All around us today, we see that people are adrift and disoriented. “Progressivism,” specifically sexual progressivism, is redefining morality so rapidly that we can’t be sure that what is acceptable today will still be acceptable tomorrow. When we institute relativism as the norm for morality, nothing is fixed, everything is shifting beneath our feet. Because of that, we must bring back a way of teaching that will give people, especially our children, a sure footing.

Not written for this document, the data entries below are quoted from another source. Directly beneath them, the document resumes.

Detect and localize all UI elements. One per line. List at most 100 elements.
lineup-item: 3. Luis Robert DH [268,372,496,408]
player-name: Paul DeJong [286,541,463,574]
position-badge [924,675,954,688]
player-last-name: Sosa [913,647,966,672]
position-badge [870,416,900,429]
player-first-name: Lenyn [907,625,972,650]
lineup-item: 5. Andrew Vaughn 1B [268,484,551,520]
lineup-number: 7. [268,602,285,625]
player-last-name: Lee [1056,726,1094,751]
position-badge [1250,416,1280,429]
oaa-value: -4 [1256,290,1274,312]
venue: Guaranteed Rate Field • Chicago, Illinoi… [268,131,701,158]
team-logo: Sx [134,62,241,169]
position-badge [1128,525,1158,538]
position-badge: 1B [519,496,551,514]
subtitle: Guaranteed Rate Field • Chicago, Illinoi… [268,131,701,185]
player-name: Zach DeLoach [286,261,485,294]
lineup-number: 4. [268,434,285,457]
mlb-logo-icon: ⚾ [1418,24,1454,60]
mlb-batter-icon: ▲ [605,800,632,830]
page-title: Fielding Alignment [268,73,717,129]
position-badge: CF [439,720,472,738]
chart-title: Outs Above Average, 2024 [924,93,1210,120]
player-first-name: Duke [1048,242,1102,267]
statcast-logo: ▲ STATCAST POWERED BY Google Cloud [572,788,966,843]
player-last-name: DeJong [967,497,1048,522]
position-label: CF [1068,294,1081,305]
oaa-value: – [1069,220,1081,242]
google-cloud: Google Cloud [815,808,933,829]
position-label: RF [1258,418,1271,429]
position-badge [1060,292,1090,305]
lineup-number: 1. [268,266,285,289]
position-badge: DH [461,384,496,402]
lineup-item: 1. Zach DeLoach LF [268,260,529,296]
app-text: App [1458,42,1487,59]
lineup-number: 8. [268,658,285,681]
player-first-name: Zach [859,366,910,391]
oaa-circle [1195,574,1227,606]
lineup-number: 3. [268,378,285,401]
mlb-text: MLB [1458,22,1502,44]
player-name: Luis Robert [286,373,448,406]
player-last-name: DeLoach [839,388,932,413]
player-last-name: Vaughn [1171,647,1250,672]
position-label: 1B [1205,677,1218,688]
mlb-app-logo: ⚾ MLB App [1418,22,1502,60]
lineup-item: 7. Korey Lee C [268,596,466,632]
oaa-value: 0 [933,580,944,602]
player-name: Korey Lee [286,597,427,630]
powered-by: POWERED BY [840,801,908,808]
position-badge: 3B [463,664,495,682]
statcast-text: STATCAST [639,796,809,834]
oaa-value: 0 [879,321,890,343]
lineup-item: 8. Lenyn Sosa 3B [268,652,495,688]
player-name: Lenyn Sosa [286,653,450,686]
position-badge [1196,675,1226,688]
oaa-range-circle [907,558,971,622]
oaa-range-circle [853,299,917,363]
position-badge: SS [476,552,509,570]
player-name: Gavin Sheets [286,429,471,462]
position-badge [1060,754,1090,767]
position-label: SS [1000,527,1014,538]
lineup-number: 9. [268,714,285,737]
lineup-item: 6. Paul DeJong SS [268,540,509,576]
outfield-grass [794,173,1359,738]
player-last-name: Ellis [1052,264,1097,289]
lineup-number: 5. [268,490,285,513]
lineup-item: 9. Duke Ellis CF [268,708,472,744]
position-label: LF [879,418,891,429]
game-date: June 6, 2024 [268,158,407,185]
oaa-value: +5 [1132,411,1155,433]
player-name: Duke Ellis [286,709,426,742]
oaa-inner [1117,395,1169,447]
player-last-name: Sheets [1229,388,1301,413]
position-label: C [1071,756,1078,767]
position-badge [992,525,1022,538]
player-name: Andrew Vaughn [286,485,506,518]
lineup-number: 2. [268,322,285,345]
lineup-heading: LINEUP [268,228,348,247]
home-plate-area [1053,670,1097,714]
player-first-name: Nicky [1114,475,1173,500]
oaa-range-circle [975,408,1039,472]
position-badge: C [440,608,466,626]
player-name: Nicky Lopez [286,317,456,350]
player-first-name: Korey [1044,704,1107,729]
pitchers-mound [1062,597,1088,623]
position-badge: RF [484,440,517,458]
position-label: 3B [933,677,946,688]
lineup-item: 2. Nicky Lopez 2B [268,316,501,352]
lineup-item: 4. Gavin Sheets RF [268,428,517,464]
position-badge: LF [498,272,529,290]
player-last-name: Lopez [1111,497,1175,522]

To accomplish this as Catholics, we should look to our patrimony. St. Paul talks about the natural law explicitly (it’s not a new idea):
When Gentiles who have not the law do by nature what the law requires, they are a law to themselves, even though they do not have the law. They show that what the law requires is written on their hearts, while their conscience also bears witness and their conflicting thoughts accuse or perhaps excuse them (Rom. 2:14-15).
As Americans, we can look to our founding fathers, who based our nation’s laws on the natural law (the Declaration of Independence references the “Laws of Nature’s God”), and to the writings of Abraham Lincoln. And in 1963, Martin Luther King, Jr. said in his Letter from a Birmingham Jail:
How does one determine whether a law is just or unjust? A just law is a man-made code that squares with the moral law or the law of God. An unjust law is a code that is out of harmony with the moral law. To put it in the terms of St. Thomas Aquinas: an unjust law is a human law that is not rooted in eternal law and natural law.
In just a few decades, we have lost our immemorial acceptance of the natural law and replaced it with the idea that whatever feels right to the individual is morally correct. And because we now live in a culture that eschews reality and actual facts—denying even biology and basic science—the teaching of natural law will be more, not less, effective than in previous generations, in the same way that a light shines brighter in the darkness.
So let’s look at some other “silly” questions but with a focus on our human nature:
Is it good to purposely cause a healthy bodily system to malfunction? Can a man become a woman simply by having his private parts mutilated or destroyed? Is it the nature of the reproductive system to be used within another person’s digestive tract? Are we ever permitted to target and kill a defenseless and innocent human being?
These questions, like the silly questions at the beginning, are fundamentally understandable. We are hardwired to “get it,” since the soul was created to recognize truth.
Unfortunately, even some Catholics now argue that modern souls cannot possibly understand or accept natural law arguments and that they “won’t work” with this generation. I say baloney. If anything, this era of moral relativism and even complete detachment from material reality makes natural law more attractive than ever. The only thing keeping it from forming and enlightening our children is the fact that we no longer teach it. It’s up to all of us to change that.